Pedro Hermosilla
Una de las pocas ocasiones en que un niño, que no sea tuyo, te denomine “papá” y no te tiemblen hasta las uñas de los pies, se da en las aulas. Es más, yo lo pondría como condición indispensable,”sine qua non”, para evaluar la idoneidad de un maestro (ahora que está tan de moda según nos cuentan nuestros compañeros latinoamericanos). El “palabro” tan cortito, tan bisílabo (por supuesto me valen tanto “papá” como “mamá”: sigo las recomendaciones de la RAE que nos anima a dejarnos de tanta gilitontez de “ellos”, “ellas”, “nosotros”, “nosotras” “ventilador”, ”ventiladora”…) lleva implícita una relación de cariño, confianza y liderazgo, difícil de medir con los criterios estándares de evaluación (de docentes y de cachorros).

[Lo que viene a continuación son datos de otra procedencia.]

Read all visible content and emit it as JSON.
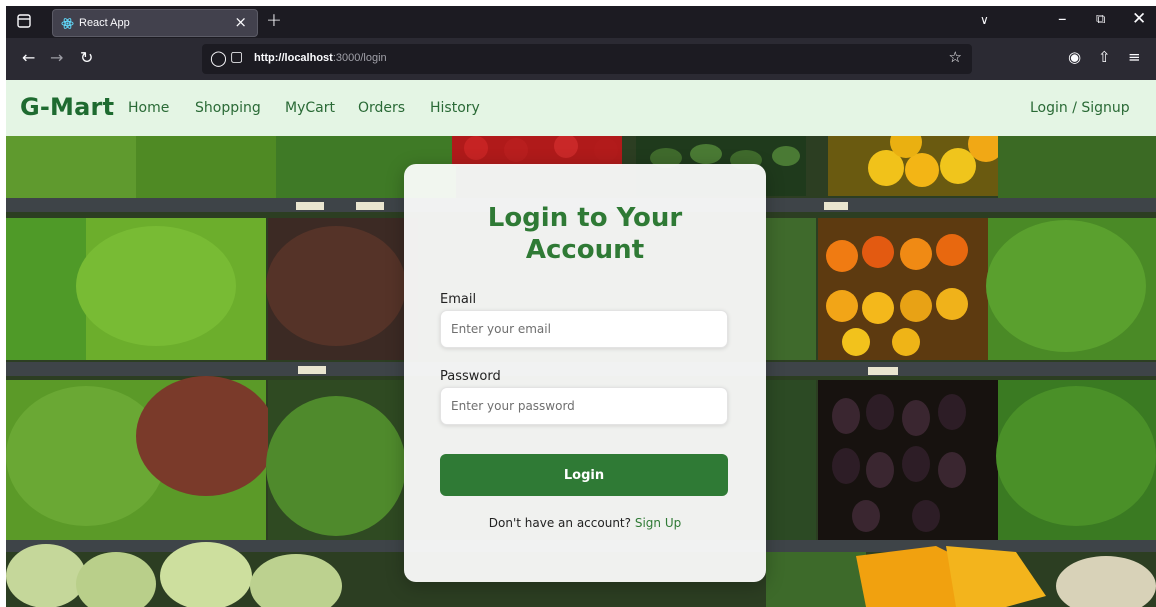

La cosa es recíproca en los hogares: me han llegado a los oídos de alumnos que ponen de los nervios a sus padres porque les llaman “Fulanito” o “Menganita” como sus maestros. A alguno que me conozco le han llegado a llamar hasta “abuelita” (bueno, eso ya no sé si es tan bueno). Sobre todo en los cursos más pequeños y cuando nuestros alumnos se convierten en una bomba de hormonas que les estallan a cada momento, la pre-adolescencia. El tener el anclaje de “papá”, la piedra a la que agarrarse cuando la marejada les ahoga, les da una sensación de seguridad imprescindible a la hora de desarrollar correctamente el proceso educativo y de desarrollo personal.
Me vais a decir que esto es una chorrada inmensa (posiblemente tengáis razón; hace años que renuncié a entrar en conflicto por defender mis razones sino a dedicarme simplemente a exponerlas). Pero un maestro que no consiga ese vínculo emocional con sus nenes, puede ser un magnífico instructor (hacen falta), un enseñante de Champions League, un comunicador excelso…pero le falta una pizca para ser maestro.